First Example: Counting Set Bits

Most developers are used to techniques like testing, continuous integration, and thoughtful documentation that can help prevent mistakes from being introduced into a system during its development and evolution. These techniques can be relatively effective, but they risk missing certain classes of bugs. For the most important systems, like those that protect human life or information security, it can make sense to also use formal verification, in which a program is mathematically proved to be correct for all inputs.

Testing takes the actual binary executable and runs it on a subset of the possible inputs to check for expected outputs. The downside of this approach is that tests may miss some critical case. Compared to testing, verification is the process of building a mathematical model of the software and proving properties of that model for all possible inputs.

In this lesson you’ll learn how to use a system called SAW, the Software Analysis Workbench, to build models of functions written in C. You’ll learn how to specify what those functions are supposed to do, and how to write a program in SAWScript that orchestrates the proof that the functions meet their specifications.

The Code

The first program to be verified is pop_count. This function takes a 32-bit integer and returns the number of bits that are set (“populated”). For example pop_count(0) is 0, pop_count(3) is 2, and pop_count(8) is 1. This description is an English language specification of the pop_count function. A specification can be written in a number of formats, including English sentences, but also in machine-readable forms. The advantage of machine-readable specifications is that they can be used as part of an automated workflow.

Note

The pop_count function has uses in many kinds of algorithms and has an interesting folklore.

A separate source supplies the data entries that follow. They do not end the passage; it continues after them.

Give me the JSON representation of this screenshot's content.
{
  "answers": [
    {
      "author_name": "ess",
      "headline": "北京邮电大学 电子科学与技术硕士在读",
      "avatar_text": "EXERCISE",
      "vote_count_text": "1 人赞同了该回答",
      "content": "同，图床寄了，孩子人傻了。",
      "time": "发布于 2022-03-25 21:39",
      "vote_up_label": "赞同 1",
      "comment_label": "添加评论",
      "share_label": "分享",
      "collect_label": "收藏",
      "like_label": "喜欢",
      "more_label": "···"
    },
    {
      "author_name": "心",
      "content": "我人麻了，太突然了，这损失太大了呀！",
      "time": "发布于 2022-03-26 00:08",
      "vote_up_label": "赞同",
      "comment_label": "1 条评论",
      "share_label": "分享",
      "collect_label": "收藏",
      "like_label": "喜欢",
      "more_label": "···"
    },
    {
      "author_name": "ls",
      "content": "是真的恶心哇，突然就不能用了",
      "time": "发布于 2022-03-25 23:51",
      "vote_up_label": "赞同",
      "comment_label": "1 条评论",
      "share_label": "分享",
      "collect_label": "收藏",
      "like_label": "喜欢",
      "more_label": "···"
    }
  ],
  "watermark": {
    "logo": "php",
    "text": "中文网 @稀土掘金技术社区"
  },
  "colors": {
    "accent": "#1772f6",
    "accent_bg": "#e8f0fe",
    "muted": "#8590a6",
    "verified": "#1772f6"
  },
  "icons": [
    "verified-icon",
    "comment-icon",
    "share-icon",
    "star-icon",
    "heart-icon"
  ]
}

Here is a sophisticated implementation of pop_count from the book Hacker’s Delight by Henry S. Warren Jr.:

int pop_count(uint32_t x) {
    x = x - ((x >> 1) & 0x55555555);
    x = (x & 0x33333333) + ((x >> 2) & 0x33333333);
    x = (x + (x >> 4)) & 0x0F0F0F0F;
    x = x + (x >> 8);
    x = x + (x >> 16);
    return x & 0x0000003F;
}

Exercise: A Safe and a Broken pop_count

Write a version of pop_count that you believe to be correct, and also a version that includes the kind of error that could be made by accident (perhaps by adding a typo to the optimized version). Add them as pop_count_ok and pop_count_broken1 to popcount.c in the examples/intro directory.

Testing Programs

You’re not likely to be able to convince yourself that the optimized pop_count function is correct just by inspection. A unit test, like the following pop_check can help:

/* Test pop_count on a few values to make sure it's at least sometimes correct */
bool pop_check() {
    return (pop_count(0x0) == 0) &&
           (pop_count(0x3) == 2) &&
           (pop_count(0xFFFFFFFF) == 32) &&
           (pop_count(0xAAAAAAAA) == 16) &&
           (pop_count(0x55555555) == 16);
}

There are some downsides to testing only with chosen values, however. First off, these tests are usually selected by the author of the code, and there is a risk that important values are not tested. This can be ameliorated by a systematic, disciplined approach to choosing test values, but it can never be completely eliminated. This particular unit test is likely to catch egregiously buggy versions of popcount, but not subtle or tricky bugs.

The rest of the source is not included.